The third wire mentioned above is 14-3. This wire is for wiring loads such as ceiling fans with a light in order to permit the separate control of the fan from the light. It is also very useful for wiring in 3 & 4 way switching systems which will enable a load to be switched from multiple locations thru-out the area concerned, such as a room with multiple entrances, or a hall way light that an occupant may wish to turn on at one end of the hall and turn off the same light at the other end.
The 12-3 wire that I have seen sold to unwary homeowners because it is “the best” is a wire so seldom actually needed that I am surprised hardware stores even carry it. I have seen poor homeowners sucked into a pit of gullibility in which they were sold 12-3 wire for living room applications and the inherent difficulty of using such wire in general use applications such as living rooms truly makes for a sense of pity for the unwary victim of sales people.
Never mix 14 gauge wire and 12 gauge wire on the same circuit. It is unsafe and unprofessional to do so.
I have been called to homes where a homeowner was told that they wanted 10-3 wire-which is huge for mere receptacle circuits!
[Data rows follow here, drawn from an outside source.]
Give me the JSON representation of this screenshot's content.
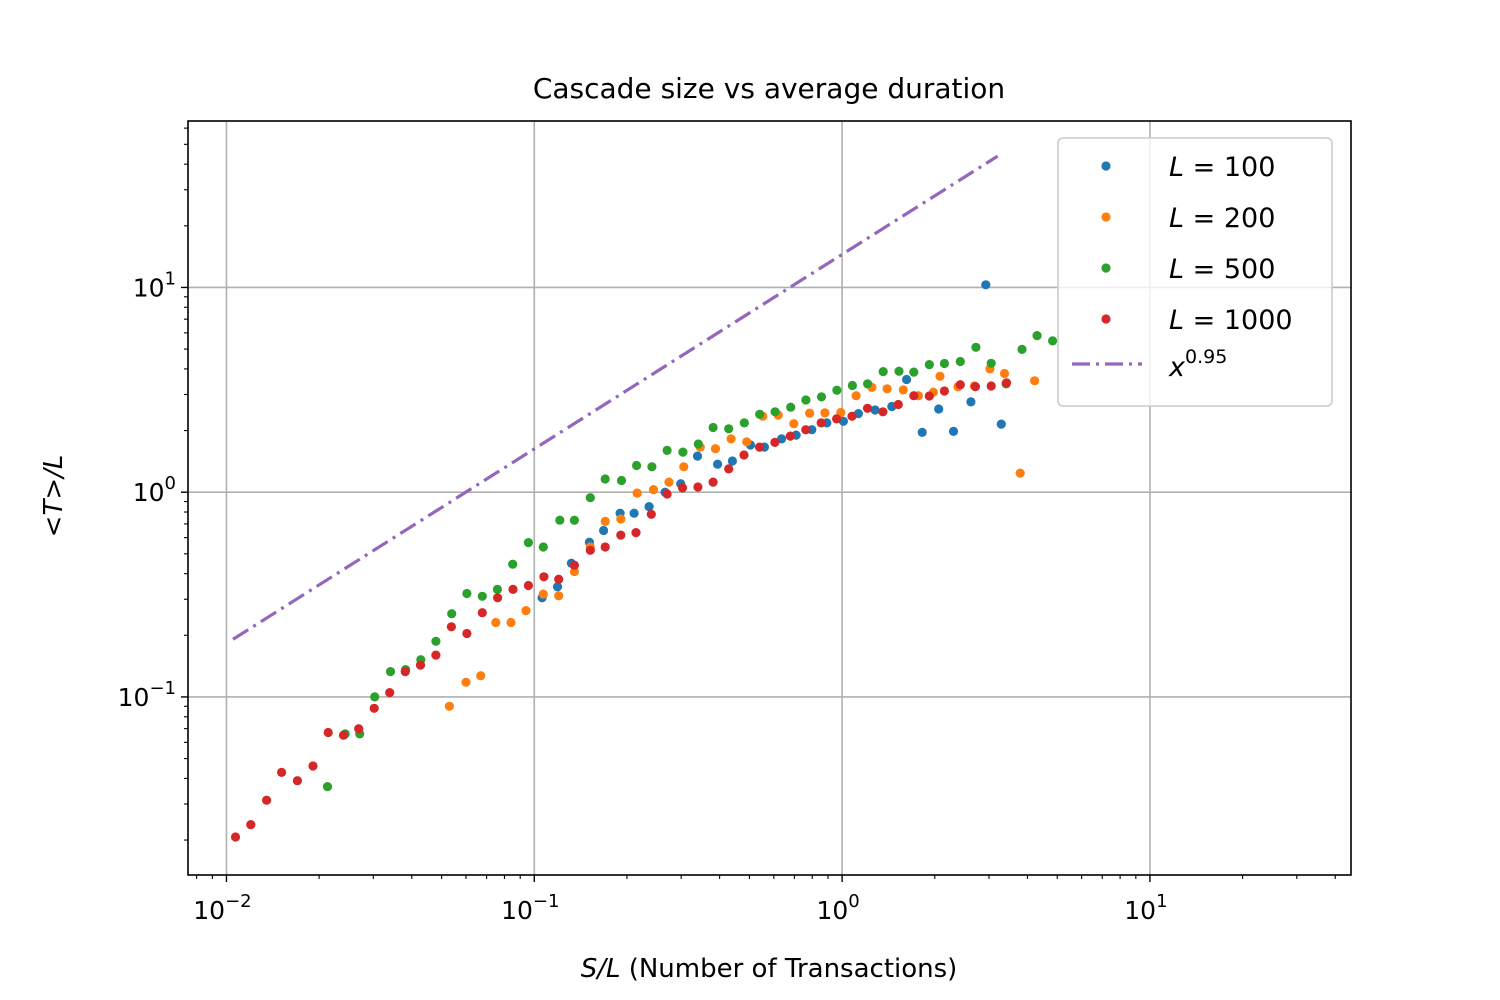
{
  "chart_data": {
    "type": "scatter",
    "title": "Cascade size vs average duration",
    "xlabel_var": "S/L",
    "xlabel_rest": " (Number of Transactions)",
    "ylabel": "<T>/L",
    "xscale": "log",
    "yscale": "log",
    "xlim": [
      0.0075,
      45
    ],
    "ylim": [
      0.0135,
      65
    ],
    "grid": true,
    "legend_position": "upper right",
    "x_ticks": [
      {
        "value": 0.01,
        "base": "10",
        "exp": "−2"
      },
      {
        "value": 0.1,
        "base": "10",
        "exp": "−1"
      },
      {
        "value": 1,
        "base": "10",
        "exp": "0"
      },
      {
        "value": 10,
        "base": "10",
        "exp": "1"
      }
    ],
    "y_ticks": [
      {
        "value": 0.1,
        "base": "10",
        "exp": "−1"
      },
      {
        "value": 1,
        "base": "10",
        "exp": "0"
      },
      {
        "value": 10,
        "base": "10",
        "exp": "1"
      }
    ],
    "series": [
      {
        "name": "L = 100",
        "label_var": "L",
        "label_num": " = 100",
        "color": "#1f77b4",
        "marker": "dot",
        "points": [
          [
            0.106,
            0.305
          ],
          [
            0.119,
            0.345
          ],
          [
            0.132,
            0.45
          ],
          [
            0.151,
            0.57
          ],
          [
            0.168,
            0.65
          ],
          [
            0.19,
            0.79
          ],
          [
            0.211,
            0.79
          ],
          [
            0.236,
            0.85
          ],
          [
            0.266,
            1.0
          ],
          [
            0.299,
            1.1
          ],
          [
            0.339,
            1.5
          ],
          [
            0.394,
            1.37
          ],
          [
            0.44,
            1.42
          ],
          [
            0.504,
            1.7
          ],
          [
            0.559,
            1.66
          ],
          [
            0.636,
            1.82
          ],
          [
            0.709,
            1.9
          ],
          [
            0.797,
            2.02
          ],
          [
            0.892,
            2.18
          ],
          [
            1.01,
            2.22
          ],
          [
            1.13,
            2.42
          ],
          [
            1.28,
            2.52
          ],
          [
            1.45,
            2.62
          ],
          [
            1.62,
            3.55
          ],
          [
            1.82,
            1.96
          ],
          [
            2.06,
            2.55
          ],
          [
            2.3,
            1.98
          ],
          [
            2.62,
            2.76
          ],
          [
            2.93,
            10.3
          ],
          [
            3.29,
            2.15
          ]
        ]
      },
      {
        "name": "L = 200",
        "label_var": "L",
        "label_num": " = 200",
        "color": "#ff7f0e",
        "marker": "dot",
        "points": [
          [
            0.053,
            0.09
          ],
          [
            0.06,
            0.118
          ],
          [
            0.067,
            0.127
          ],
          [
            0.075,
            0.231
          ],
          [
            0.084,
            0.231
          ],
          [
            0.094,
            0.264
          ],
          [
            0.107,
            0.318
          ],
          [
            0.12,
            0.312
          ],
          [
            0.135,
            0.41
          ],
          [
            0.152,
            0.54
          ],
          [
            0.17,
            0.72
          ],
          [
            0.191,
            0.74
          ],
          [
            0.216,
            0.99
          ],
          [
            0.244,
            1.03
          ],
          [
            0.274,
            1.12
          ],
          [
            0.306,
            1.33
          ],
          [
            0.346,
            1.66
          ],
          [
            0.388,
            1.63
          ],
          [
            0.436,
            1.82
          ],
          [
            0.49,
            1.76
          ],
          [
            0.552,
            2.35
          ],
          [
            0.62,
            2.38
          ],
          [
            0.697,
            2.16
          ],
          [
            0.784,
            2.43
          ],
          [
            0.879,
            2.44
          ],
          [
            0.99,
            2.45
          ],
          [
            1.11,
            2.96
          ],
          [
            1.25,
            3.25
          ],
          [
            1.4,
            3.2
          ],
          [
            1.58,
            3.16
          ],
          [
            1.77,
            2.96
          ],
          [
            1.98,
            3.08
          ],
          [
            2.08,
            3.68
          ],
          [
            2.38,
            3.27
          ],
          [
            2.69,
            3.3
          ],
          [
            3.02,
            4.0
          ],
          [
            3.37,
            3.8
          ],
          [
            3.79,
            1.24
          ],
          [
            4.22,
            3.5
          ]
        ]
      },
      {
        "name": "L = 500",
        "label_var": "L",
        "label_num": " = 500",
        "color": "#2ca02c",
        "marker": "dot",
        "points": [
          [
            0.0213,
            0.0365
          ],
          [
            0.0243,
            0.066
          ],
          [
            0.0271,
            0.066
          ],
          [
            0.0303,
            0.1
          ],
          [
            0.0341,
            0.133
          ],
          [
            0.0382,
            0.136
          ],
          [
            0.0428,
            0.152
          ],
          [
            0.0479,
            0.187
          ],
          [
            0.0539,
            0.255
          ],
          [
            0.0604,
            0.32
          ],
          [
            0.0678,
            0.31
          ],
          [
            0.0759,
            0.335
          ],
          [
            0.0851,
            0.445
          ],
          [
            0.0957,
            0.567
          ],
          [
            0.107,
            0.54
          ],
          [
            0.121,
            0.73
          ],
          [
            0.135,
            0.73
          ],
          [
            0.152,
            0.94
          ],
          [
            0.17,
            1.16
          ],
          [
            0.192,
            1.14
          ],
          [
            0.215,
            1.35
          ],
          [
            0.241,
            1.33
          ],
          [
            0.27,
            1.6
          ],
          [
            0.304,
            1.57
          ],
          [
            0.341,
            1.72
          ],
          [
            0.381,
            2.07
          ],
          [
            0.428,
            2.04
          ],
          [
            0.481,
            2.18
          ],
          [
            0.54,
            2.4
          ],
          [
            0.606,
            2.47
          ],
          [
            0.681,
            2.6
          ],
          [
            0.763,
            2.82
          ],
          [
            0.857,
            2.92
          ],
          [
            0.962,
            3.15
          ],
          [
            1.08,
            3.32
          ],
          [
            1.21,
            3.38
          ],
          [
            1.36,
            3.88
          ],
          [
            1.53,
            3.9
          ],
          [
            1.71,
            3.86
          ],
          [
            1.92,
            4.2
          ],
          [
            2.15,
            4.25
          ],
          [
            2.42,
            4.35
          ],
          [
            2.72,
            5.1
          ],
          [
            3.05,
            4.26
          ],
          [
            3.41,
            3.38
          ],
          [
            3.84,
            4.98
          ],
          [
            4.3,
            5.82
          ],
          [
            4.83,
            5.48
          ]
        ]
      },
      {
        "name": "L = 1000",
        "label_var": "L",
        "label_num": " = 1000",
        "color": "#d62728",
        "marker": "dot",
        "points": [
          [
            0.0107,
            0.0207
          ],
          [
            0.012,
            0.0238
          ],
          [
            0.0135,
            0.0313
          ],
          [
            0.0151,
            0.0428
          ],
          [
            0.017,
            0.039
          ],
          [
            0.0191,
            0.046
          ],
          [
            0.0214,
            0.067
          ],
          [
            0.024,
            0.065
          ],
          [
            0.0269,
            0.07
          ],
          [
            0.0302,
            0.088
          ],
          [
            0.0339,
            0.105
          ],
          [
            0.0381,
            0.133
          ],
          [
            0.0427,
            0.143
          ],
          [
            0.0479,
            0.16
          ],
          [
            0.0538,
            0.22
          ],
          [
            0.0604,
            0.204
          ],
          [
            0.0678,
            0.258
          ],
          [
            0.076,
            0.305
          ],
          [
            0.0853,
            0.335
          ],
          [
            0.0957,
            0.35
          ],
          [
            0.1075,
            0.386
          ],
          [
            0.12,
            0.376
          ],
          [
            0.135,
            0.44
          ],
          [
            0.152,
            0.52
          ],
          [
            0.17,
            0.54
          ],
          [
            0.191,
            0.617
          ],
          [
            0.214,
            0.635
          ],
          [
            0.24,
            0.78
          ],
          [
            0.27,
            0.98
          ],
          [
            0.303,
            1.05
          ],
          [
            0.34,
            1.06
          ],
          [
            0.381,
            1.12
          ],
          [
            0.428,
            1.3
          ],
          [
            0.48,
            1.52
          ],
          [
            0.539,
            1.66
          ],
          [
            0.605,
            1.75
          ],
          [
            0.679,
            1.88
          ],
          [
            0.762,
            2.02
          ],
          [
            0.855,
            2.18
          ],
          [
            0.96,
            2.28
          ],
          [
            1.077,
            2.35
          ],
          [
            1.209,
            2.57
          ],
          [
            1.357,
            2.47
          ],
          [
            1.523,
            2.68
          ],
          [
            1.71,
            2.96
          ],
          [
            1.92,
            2.95
          ],
          [
            2.15,
            3.12
          ],
          [
            2.42,
            3.35
          ],
          [
            2.71,
            3.28
          ],
          [
            3.05,
            3.3
          ],
          [
            3.42,
            3.42
          ]
        ]
      }
    ],
    "reference_line": {
      "name": "x^0.95",
      "label_base": "x",
      "label_exp": "0.95",
      "color": "#9467bd",
      "style": "dash-dot",
      "x_range": [
        0.0105,
        3.2
      ],
      "coefficient": 14.5,
      "exponent": 0.95
    }
  }
}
When they went home and completed the job, and after installing their new wood paneling over the electrical wiring installation, they found they could not install the receptacle outlet devices on the wires and get the devices back into the electrical box well enough to mount them to the box. They then decided to try to cut the huge 10 gauge wires very short and thus have less distance which to bend the wire into the box in order to enable them to possibly make the device fall more naturally into position in the box so that the receptacle and switch devices could be screwed into the outlet box.
That did in fact make the job even more difficult in fact as the fact is, the shorter the wire conductor, the harder it is to bend. That job was one of the most difficult “repair and troubleshoot” jobs I have ever encountered of that type. Ten gauge wire is almost never what you want in a home unless you are supplying power to an electric dryer, some-although very few-microwaves, some air conditioning systems and geo-thermal heating appliances and some electric baseboard heaters.
A wise shopper who is informed can make decisions when buying electrical wiring products that can allow them to make sound purchase decisions. The homeowner can then make installations in keeping with what is appropriate for the application and protect their checkbook from greedy sales and aggressive marketing by retailers.